A função dos intelectuais orgânicos, em outras palavras, é forjar os vínculos entre ‘teoria’ e ‘ideologia’, criando uma passagem em ambas as direções entre a análise política e a experiência popular. E o termo ideologia, aqui, ‘é usada em seu sentido mais elevado, de concepção do mundo implicitamente manifestada na arte, no direito, na atividade econômica e em todas as manifestações da vida individual e coletiva’. Tal ‘visão de mundo’ cimenta um bloco social e político, mas como um princípio de unificação, organização, inspiração do que como um sistema de ideias abstratas (EAGLETON, 1997, 111). Isto é o oposto de certa concepção em voga do papel do intelectual, típico da burguesia moderna pós-revolução francesa e atualmente pós-modernista, que se crê independente da vida social e da história, acreditando não mais possuir vínculos orgânicos com valores e plataformas que correspondiam à época de ascensão de sua classe.

Por sua vez, o grande desafio político seria desenvolver agremiação que cumprissem o mesmo papel de amálgama, síntese e potencialização das forças sociais das classes subalternas, possibilitando o convívio entre os diversos setores interessados, objetiva e subjetivamente, na transformação da ordem capitalista.

A visão de partido em Gramsci, tal qual um intelectual orgânico coletivo, passa a incorporar mais explicitamente a dimensão da disputa de ideias, não só voltada para o conjunto da sociedade, como também direcionada aos elementos particulares e coesionadores da experiência social das classes subalternas; em outras palavras, a política em sua dimensão de luta social, convive com as dimensões cultural, simbólica e educativa, caracterizando uma disputa de hegemonias conflitantes na sociedade como um todo, inclusive entre as classes subalternas.

O predomínio da ideologia da classe dominante sobre as demais classes e ideologias, possui em nosso momento histórico, a marca do pensamento burguês como uma

[...] barreira intransponível, já que seu ponto de partida e o seu fim são sempre, mesmo inconscientemente, a apologia da ordem existente das coisas ou, pelo menos, a demonstração da sua imutabilidade (EAGLETON, 1997, p. 61).

Desta forma, o balizamento ideológico, orientado pelas referências à apologia da organização social e à sua imutabilidade, revela, ao mesmo tempo, o grau de aceitação de uma dada hegemonia de classe no conjunto social, assim como, as potencialidades e limites das alternativas contra-hegemônicas presentes e ativas no cenário político.

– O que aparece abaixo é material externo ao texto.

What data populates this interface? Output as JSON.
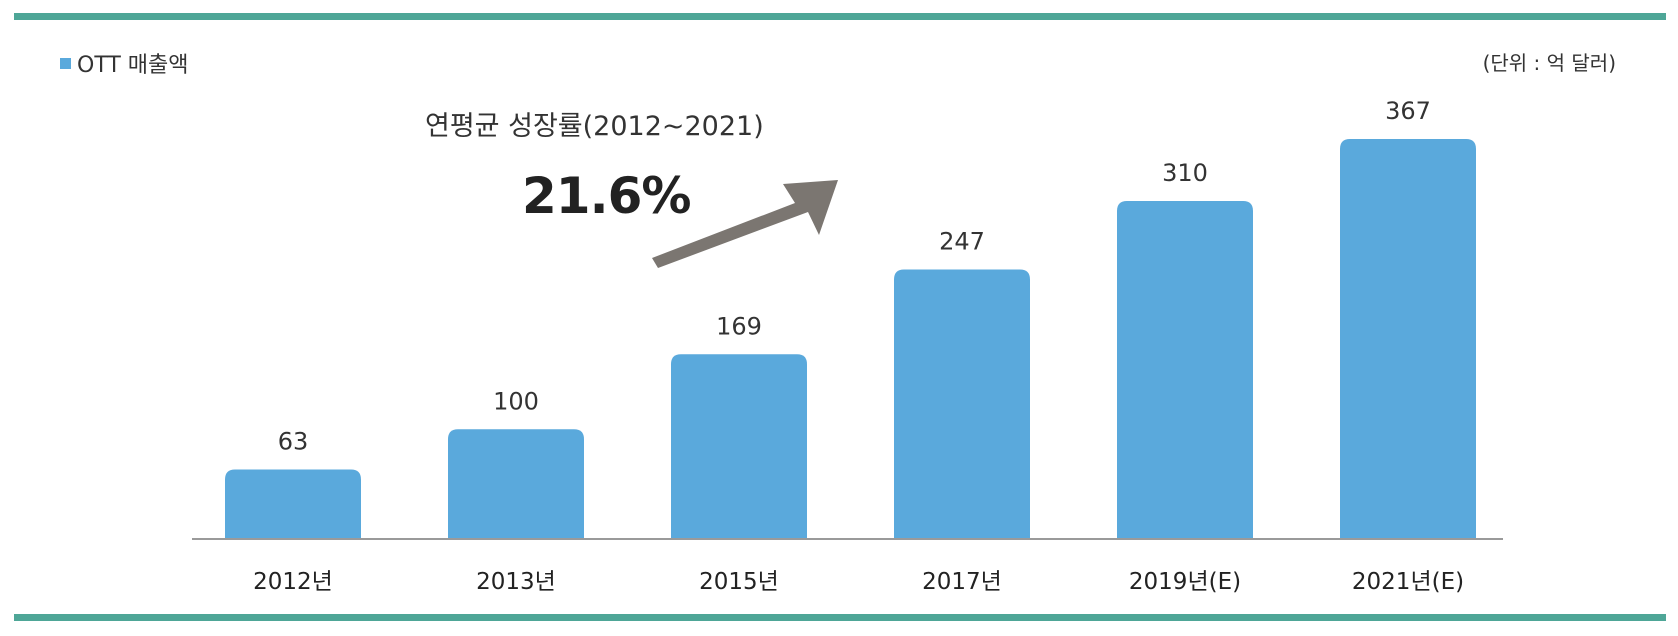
{
  "legend": {
    "label": "OTT 매출액",
    "color": "#5aa9dc"
  },
  "unit_label": "(단위 : 억 달러)",
  "annotation": {
    "label": "연평균 성장률(2012~2021)",
    "value": "21.6%"
  },
  "colors": {
    "bar": "#5aa9dc",
    "rule": "#4ea697",
    "arrow": "#7b7671",
    "axis": "#9a9a9a"
  },
  "chart_data": {
    "type": "bar",
    "categories": [
      "2012년",
      "2013년",
      "2015년",
      "2017년",
      "2019년(E)",
      "2021년(E)"
    ],
    "series": [
      {
        "name": "OTT 매출액",
        "values": [
          63,
          100,
          169,
          247,
          310,
          367
        ]
      }
    ],
    "data_labels": [
      "63",
      "100",
      "169",
      "247",
      "310",
      "367"
    ],
    "title": "",
    "xlabel": "",
    "ylabel": "",
    "ylim": [
      0,
      367
    ],
    "grid": false,
    "legend_position": "top-left"
  }
}
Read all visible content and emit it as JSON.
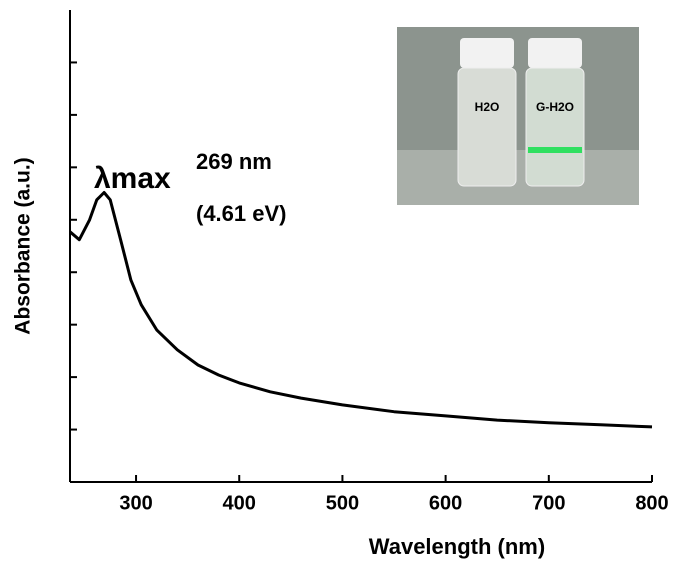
{
  "chart_data": {
    "type": "line",
    "xlabel": "Wavelength (nm)",
    "ylabel": "Absorbance (a.u.)",
    "x": [
      236,
      245,
      255,
      262,
      269,
      275,
      285,
      295,
      305,
      320,
      340,
      360,
      380,
      400,
      430,
      460,
      500,
      550,
      600,
      650,
      700,
      750,
      800
    ],
    "values": [
      4.77,
      4.62,
      5.0,
      5.38,
      5.52,
      5.38,
      4.62,
      3.85,
      3.38,
      2.9,
      2.52,
      2.23,
      2.04,
      1.89,
      1.72,
      1.6,
      1.47,
      1.34,
      1.26,
      1.18,
      1.13,
      1.09,
      1.05
    ],
    "color": "#000000",
    "xlim": [
      236,
      800
    ],
    "xticks": [
      300,
      400,
      500,
      600,
      700,
      800
    ],
    "ylim": [
      0,
      9
    ],
    "yticks": [
      1,
      2,
      3,
      4,
      5,
      6,
      7,
      8
    ],
    "ytick_labels": false,
    "annotations": [
      "λmax",
      "269 nm",
      "(4.61 eV)"
    ],
    "inset_labels": [
      "H2O",
      "G-H2O"
    ]
  }
}
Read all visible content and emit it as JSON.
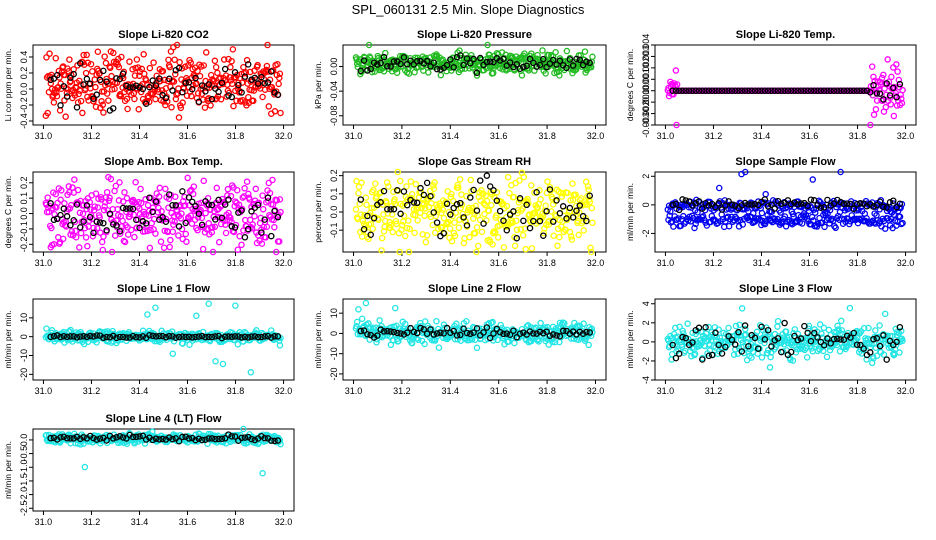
{
  "figure": {
    "title": "SPL_060131  2.5 Min. Slope Diagnostics"
  },
  "chart_data": [
    {
      "type": "scatter",
      "title": "Slope Li-820 CO2",
      "ylabel": "Li cor ppm per min.",
      "xlim": [
        31.0,
        32.0
      ],
      "ylim": [
        -0.45,
        0.55
      ],
      "x_ticks": [
        "31.0",
        "31.2",
        "31.4",
        "31.6",
        "31.8",
        "32.0"
      ],
      "y_ticks": [
        "-0.4",
        "-0.2",
        "0.0",
        "0.2",
        "0.4"
      ],
      "y_tick_values": [
        -0.4,
        -0.2,
        0.0,
        0.2,
        0.4
      ],
      "series": [
        {
          "name": "dense",
          "color": "#ff0000",
          "center": 0.07,
          "spread": 0.18
        },
        {
          "name": "sparse",
          "color": "#000000",
          "center": 0.05,
          "spread": 0.12
        }
      ]
    },
    {
      "type": "scatter",
      "title": "Slope Li-820 Pressure",
      "ylabel": "kPa per min.",
      "xlim": [
        31.0,
        32.0
      ],
      "ylim": [
        -0.095,
        0.035
      ],
      "x_ticks": [
        "31.0",
        "31.2",
        "31.4",
        "31.6",
        "31.8",
        "32.0"
      ],
      "y_ticks": [
        "-0.08",
        "-0.04",
        "0.00"
      ],
      "y_tick_values": [
        -0.08,
        -0.04,
        0.0
      ],
      "series": [
        {
          "name": "dense",
          "color": "#22bb22",
          "center": 0.005,
          "spread": 0.008
        },
        {
          "name": "sparse",
          "color": "#000000",
          "center": 0.005,
          "spread": 0.006
        }
      ]
    },
    {
      "type": "scatter",
      "title": "Slope Li-820 Temp.",
      "ylabel": "degrees C per min.",
      "xlim": [
        31.0,
        32.0
      ],
      "ylim": [
        -0.003,
        0.004
      ],
      "x_ticks": [
        "31.0",
        "31.2",
        "31.4",
        "31.6",
        "31.8",
        "32.0"
      ],
      "y_ticks": [
        "-0.003",
        "-0.002",
        "-0.001",
        "0.000",
        "0.001",
        "0.002",
        "0.003",
        "0.004"
      ],
      "y_tick_values": [
        -0.003,
        -0.002,
        -0.001,
        0.0,
        0.001,
        0.002,
        0.003,
        0.004
      ],
      "series": [
        {
          "name": "dense",
          "color": "#ff00ff",
          "center": 0.0,
          "spread": 0.0
        },
        {
          "name": "sparse",
          "color": "#000000",
          "center": 0.0,
          "spread": 0.0
        }
      ]
    },
    {
      "type": "scatter",
      "title": "Slope Amb. Box Temp.",
      "ylabel": "degrees C per min.",
      "xlim": [
        31.0,
        32.0
      ],
      "ylim": [
        -0.25,
        0.27
      ],
      "x_ticks": [
        "31.0",
        "31.2",
        "31.4",
        "31.6",
        "31.8",
        "32.0"
      ],
      "y_ticks": [
        "-0.2",
        "-0.1",
        "0.0",
        "0.1",
        "0.2"
      ],
      "y_tick_values": [
        -0.2,
        -0.1,
        0.0,
        0.1,
        0.2
      ],
      "series": [
        {
          "name": "dense",
          "color": "#ff00ff",
          "center": 0.0,
          "spread": 0.1
        },
        {
          "name": "sparse",
          "color": "#000000",
          "center": 0.0,
          "spread": 0.07
        }
      ]
    },
    {
      "type": "scatter",
      "title": "Slope Gas Stream RH",
      "ylabel": "percent per min.",
      "xlim": [
        31.0,
        32.0
      ],
      "ylim": [
        -0.22,
        0.22
      ],
      "x_ticks": [
        "31.0",
        "31.2",
        "31.4",
        "31.6",
        "31.8",
        "32.0"
      ],
      "y_ticks": [
        "-0.1",
        "0.0",
        "0.1",
        "0.2"
      ],
      "y_tick_values": [
        -0.1,
        0.0,
        0.1,
        0.2
      ],
      "series": [
        {
          "name": "dense",
          "color": "#ffff00",
          "center": 0.0,
          "spread": 0.09
        },
        {
          "name": "sparse",
          "color": "#000000",
          "center": 0.0,
          "spread": 0.07
        }
      ]
    },
    {
      "type": "scatter",
      "title": "Slope Sample Flow",
      "ylabel": "ml/min per min.",
      "xlim": [
        31.0,
        32.0
      ],
      "ylim": [
        -3.3,
        2.3
      ],
      "x_ticks": [
        "31.0",
        "31.2",
        "31.4",
        "31.6",
        "31.8",
        "32.0"
      ],
      "y_ticks": [
        "-2",
        "0",
        "2"
      ],
      "y_tick_values": [
        -2,
        0,
        2
      ],
      "series": [
        {
          "name": "dense",
          "color": "#0000ee",
          "center": -0.5,
          "spread": 0.5
        },
        {
          "name": "sparse",
          "color": "#000000",
          "center": 0.0,
          "spread": 0.2
        }
      ]
    },
    {
      "type": "scatter",
      "title": "Slope Line 1 Flow",
      "ylabel": "ml/min per min.",
      "xlim": [
        31.0,
        32.0
      ],
      "ylim": [
        -23,
        20
      ],
      "x_ticks": [
        "31.0",
        "31.2",
        "31.4",
        "31.6",
        "31.8",
        "32.0"
      ],
      "y_ticks": [
        "-20",
        "-10",
        "0",
        "10"
      ],
      "y_tick_values": [
        -20,
        -10,
        0,
        10
      ],
      "series": [
        {
          "name": "dense",
          "color": "#22e5e5",
          "center": 0.0,
          "spread": 1.5
        },
        {
          "name": "sparse",
          "color": "#000000",
          "center": 0.0,
          "spread": 0.3
        }
      ]
    },
    {
      "type": "scatter",
      "title": "Slope Line 2 Flow",
      "ylabel": "ml/min per min.",
      "xlim": [
        31.0,
        32.0
      ],
      "ylim": [
        -23,
        17
      ],
      "x_ticks": [
        "31.0",
        "31.2",
        "31.4",
        "31.6",
        "31.8",
        "32.0"
      ],
      "y_ticks": [
        "-20",
        "-10",
        "0",
        "10"
      ],
      "y_tick_values": [
        -20,
        -10,
        0,
        10
      ],
      "series": [
        {
          "name": "dense",
          "color": "#22e5e5",
          "center": 0.0,
          "spread": 2.5
        },
        {
          "name": "sparse",
          "color": "#000000",
          "center": 0.5,
          "spread": 1.0
        }
      ]
    },
    {
      "type": "scatter",
      "title": "Slope Line 3 Flow",
      "ylabel": "ml/min per min.",
      "xlim": [
        31.0,
        32.0
      ],
      "ylim": [
        -4.0,
        4.5
      ],
      "x_ticks": [
        "31.0",
        "31.2",
        "31.4",
        "31.6",
        "31.8",
        "32.0"
      ],
      "y_ticks": [
        "-4",
        "-2",
        "0",
        "2",
        "4"
      ],
      "y_tick_values": [
        -4,
        -2,
        0,
        2,
        4
      ],
      "series": [
        {
          "name": "dense",
          "color": "#22e5e5",
          "center": 0.0,
          "spread": 0.8
        },
        {
          "name": "sparse",
          "color": "#000000",
          "center": 0.0,
          "spread": 0.9
        }
      ]
    },
    {
      "type": "scatter",
      "title": "Slope Line 4 (LT) Flow",
      "ylabel": "ml/min per min.",
      "xlim": [
        31.0,
        32.0
      ],
      "ylim": [
        -2.6,
        0.4
      ],
      "x_ticks": [
        "31.0",
        "31.2",
        "31.4",
        "31.6",
        "31.8",
        "32.0"
      ],
      "y_ticks": [
        "-2.5",
        "-2.0",
        "-1.5",
        "-1.0",
        "-0.5",
        "0.0"
      ],
      "y_tick_values": [
        -2.5,
        -2.0,
        -1.5,
        -1.0,
        -0.5,
        0.0
      ],
      "series": [
        {
          "name": "dense",
          "color": "#22e5e5",
          "center": 0.05,
          "spread": 0.08
        },
        {
          "name": "sparse",
          "color": "#000000",
          "center": 0.05,
          "spread": 0.05
        }
      ]
    }
  ]
}
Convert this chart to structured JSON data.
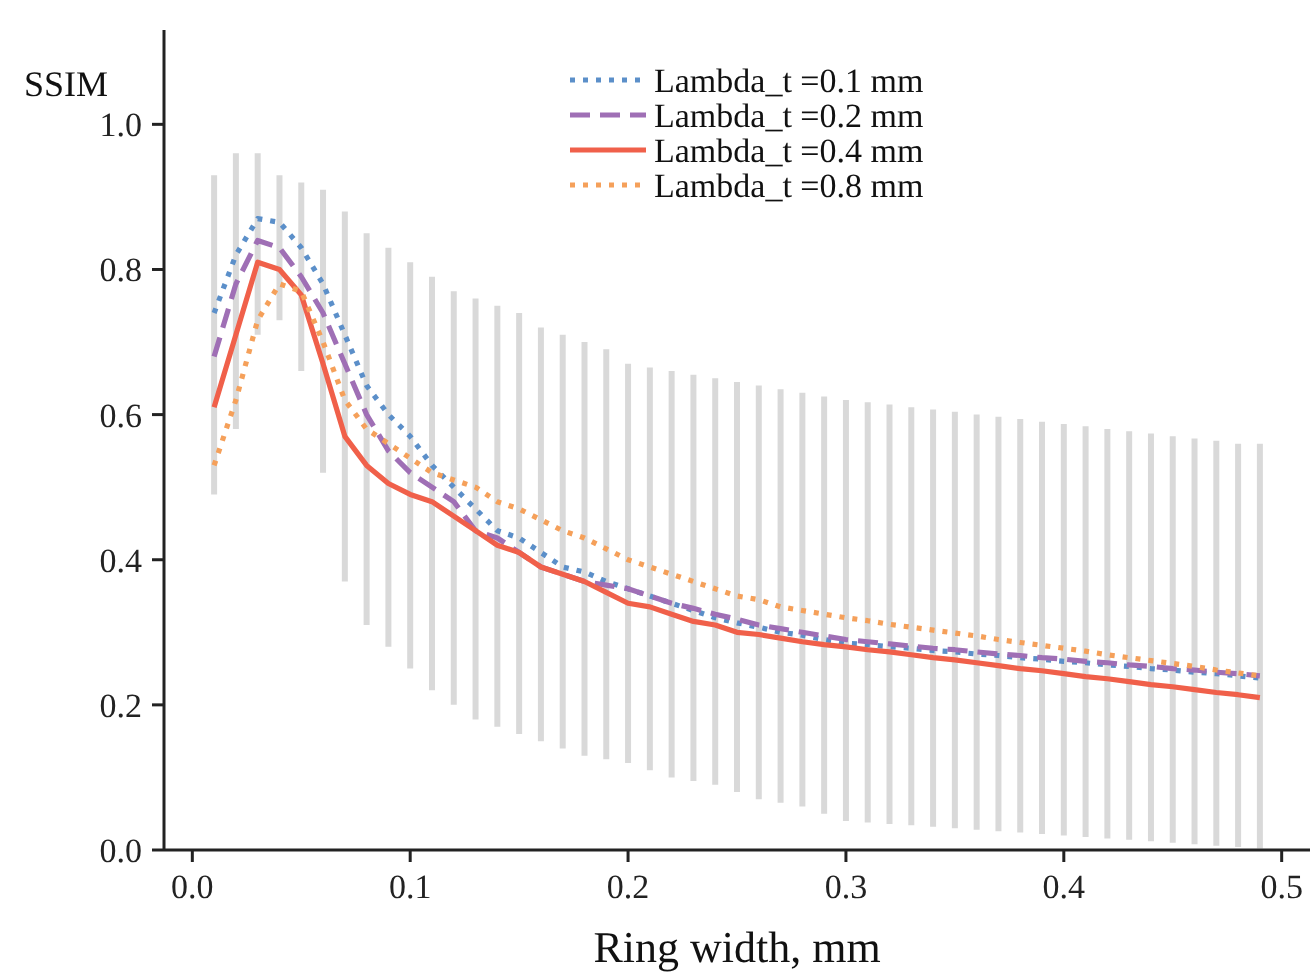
{
  "chart_data": {
    "type": "line",
    "xlabel": "Ring width, mm",
    "ylabel": "SSIM",
    "x": [
      0.01,
      0.02,
      0.03,
      0.04,
      0.05,
      0.06,
      0.07,
      0.08,
      0.09,
      0.1,
      0.11,
      0.12,
      0.13,
      0.14,
      0.15,
      0.16,
      0.17,
      0.18,
      0.19,
      0.2,
      0.21,
      0.22,
      0.23,
      0.24,
      0.25,
      0.26,
      0.27,
      0.28,
      0.29,
      0.3,
      0.31,
      0.32,
      0.33,
      0.34,
      0.35,
      0.36,
      0.37,
      0.38,
      0.39,
      0.4,
      0.41,
      0.42,
      0.43,
      0.44,
      0.45,
      0.46,
      0.47,
      0.48,
      0.49
    ],
    "xlim": [
      -0.013,
      0.513
    ],
    "xticks": [
      {
        "value": 0,
        "label": "0.0"
      },
      0.1,
      0.2,
      0.3,
      0.4,
      0.5
    ],
    "ylim": [
      0,
      1.13
    ],
    "yticks": [
      {
        "value": 0,
        "label": "0.0"
      },
      0.2,
      0.4,
      0.6,
      0.8,
      {
        "value": 1,
        "label": "1.0"
      }
    ],
    "grid": false,
    "legend": "top right",
    "series": [
      {
        "name": "Lambda_t =0.1 mm",
        "color": "#5b8fc9",
        "line_style": "dotted",
        "values": [
          0.74,
          0.82,
          0.87,
          0.865,
          0.83,
          0.78,
          0.71,
          0.64,
          0.6,
          0.57,
          0.53,
          0.5,
          0.47,
          0.44,
          0.43,
          0.41,
          0.39,
          0.383,
          0.37,
          0.36,
          0.35,
          0.34,
          0.33,
          0.32,
          0.313,
          0.307,
          0.3,
          0.296,
          0.29,
          0.285,
          0.283,
          0.28,
          0.278,
          0.275,
          0.273,
          0.27,
          0.268,
          0.265,
          0.263,
          0.26,
          0.258,
          0.255,
          0.253,
          0.25,
          0.248,
          0.245,
          0.243,
          0.24,
          0.237
        ],
        "errors": [
          [
            0.49,
            0.93
          ],
          [
            0.58,
            0.96
          ],
          [
            0.71,
            0.96
          ],
          [
            0.73,
            0.93
          ],
          [
            0.66,
            0.92
          ],
          [
            0.52,
            0.91
          ],
          [
            0.37,
            0.88
          ],
          [
            0.31,
            0.85
          ],
          [
            0.28,
            0.83
          ],
          [
            0.25,
            0.81
          ],
          [
            0.22,
            0.79
          ],
          [
            0.2,
            0.77
          ],
          [
            0.18,
            0.76
          ],
          [
            0.17,
            0.75
          ],
          [
            0.16,
            0.74
          ],
          [
            0.15,
            0.72
          ],
          [
            0.14,
            0.71
          ],
          [
            0.13,
            0.7
          ],
          [
            0.125,
            0.69
          ],
          [
            0.12,
            0.67
          ],
          [
            0.11,
            0.665
          ],
          [
            0.1,
            0.66
          ],
          [
            0.095,
            0.655
          ],
          [
            0.09,
            0.65
          ],
          [
            0.08,
            0.645
          ],
          [
            0.07,
            0.64
          ],
          [
            0.065,
            0.635
          ],
          [
            0.06,
            0.63
          ],
          [
            0.05,
            0.625
          ],
          [
            0.04,
            0.62
          ],
          [
            0.038,
            0.617
          ],
          [
            0.036,
            0.614
          ],
          [
            0.034,
            0.61
          ],
          [
            0.032,
            0.607
          ],
          [
            0.03,
            0.604
          ],
          [
            0.028,
            0.6
          ],
          [
            0.026,
            0.597
          ],
          [
            0.024,
            0.594
          ],
          [
            0.022,
            0.59
          ],
          [
            0.02,
            0.587
          ],
          [
            0.018,
            0.584
          ],
          [
            0.016,
            0.58
          ],
          [
            0.014,
            0.577
          ],
          [
            0.012,
            0.574
          ],
          [
            0.01,
            0.57
          ],
          [
            0.008,
            0.567
          ],
          [
            0.006,
            0.564
          ],
          [
            0.004,
            0.56
          ],
          [
            0.002,
            0.56
          ]
        ]
      },
      {
        "name": "Lambda_t =0.2 mm",
        "color": "#9f6fb5",
        "line_style": "dashed",
        "values": [
          0.68,
          0.78,
          0.84,
          0.83,
          0.79,
          0.74,
          0.67,
          0.6,
          0.55,
          0.52,
          0.5,
          0.48,
          0.44,
          0.43,
          0.41,
          0.39,
          0.38,
          0.37,
          0.365,
          0.36,
          0.35,
          0.34,
          0.333,
          0.325,
          0.318,
          0.31,
          0.305,
          0.3,
          0.295,
          0.29,
          0.287,
          0.284,
          0.281,
          0.278,
          0.276,
          0.273,
          0.27,
          0.268,
          0.265,
          0.263,
          0.26,
          0.258,
          0.255,
          0.253,
          0.25,
          0.248,
          0.245,
          0.243,
          0.24
        ]
      },
      {
        "name": "Lambda_t =0.4 mm",
        "color": "#f0604a",
        "line_style": "solid",
        "values": [
          0.61,
          0.71,
          0.81,
          0.8,
          0.765,
          0.67,
          0.57,
          0.53,
          0.505,
          0.49,
          0.48,
          0.46,
          0.44,
          0.42,
          0.41,
          0.39,
          0.38,
          0.37,
          0.355,
          0.34,
          0.335,
          0.325,
          0.315,
          0.31,
          0.3,
          0.297,
          0.292,
          0.287,
          0.283,
          0.28,
          0.276,
          0.273,
          0.269,
          0.265,
          0.262,
          0.258,
          0.254,
          0.25,
          0.247,
          0.243,
          0.239,
          0.236,
          0.232,
          0.228,
          0.225,
          0.221,
          0.217,
          0.214,
          0.21
        ]
      },
      {
        "name": "Lambda_t =0.8 mm",
        "color": "#f5a05a",
        "line_style": "dotted",
        "values": [
          0.53,
          0.62,
          0.73,
          0.78,
          0.77,
          0.7,
          0.62,
          0.58,
          0.56,
          0.54,
          0.52,
          0.51,
          0.5,
          0.48,
          0.47,
          0.455,
          0.44,
          0.43,
          0.415,
          0.4,
          0.39,
          0.38,
          0.37,
          0.36,
          0.35,
          0.345,
          0.335,
          0.33,
          0.325,
          0.32,
          0.316,
          0.311,
          0.307,
          0.303,
          0.299,
          0.295,
          0.29,
          0.286,
          0.282,
          0.278,
          0.274,
          0.269,
          0.265,
          0.261,
          0.257,
          0.253,
          0.248,
          0.244,
          0.24
        ]
      }
    ]
  }
}
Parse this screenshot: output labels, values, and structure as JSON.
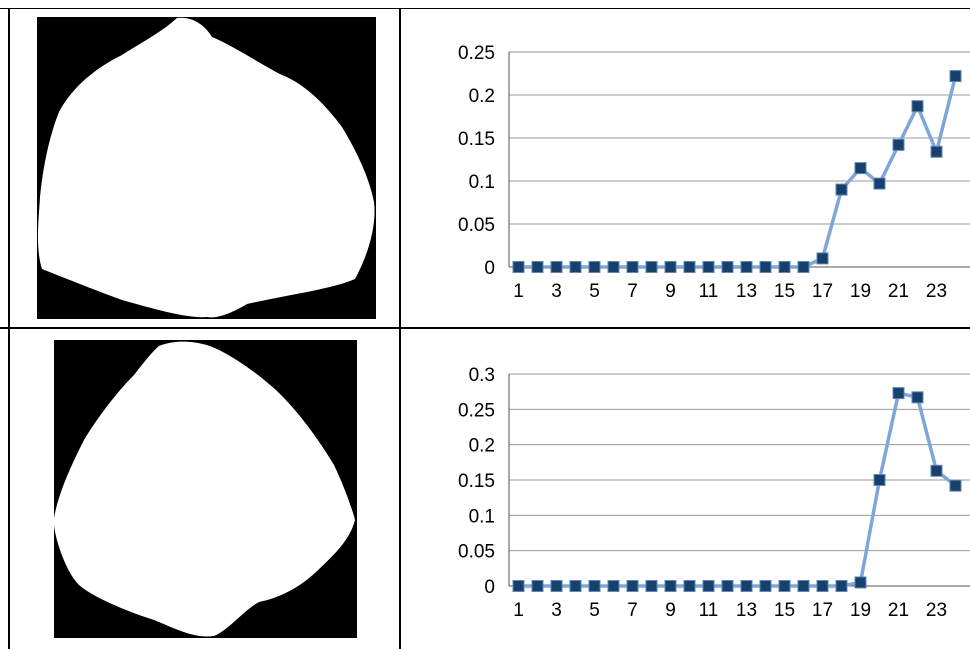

Enquanto perfazem concepções de mundo distintas e que disputam entre si pela hegemonia da sociedade, as ideologias dos setores dominantes e dos setores dominados informam-se mutuamente, se constroem e desconstroem em permanente disputa.

Na mesma medida que se afirmam e se negam dialeticamente uma à outra, assim o fazem, em relação à arena política concreta e aos valores e ideias presentes e intercambiáveis no todo social. Ou seja, assim como é correto afirmar no interior da tradição marxista de pensamento, que a realidade material determina as condições concretas frente às quais os homens e mulheres desenvolvem as suas potencialidades; também é correto afirmar que a totalidade concreta de uma sociedade, em determinado momento de seu desenvolvimento histórico é, objetiva e subjetivamente, influenciada pela luta ideológica entre os segmentos sociais em disputa por hegemonia em seu interior.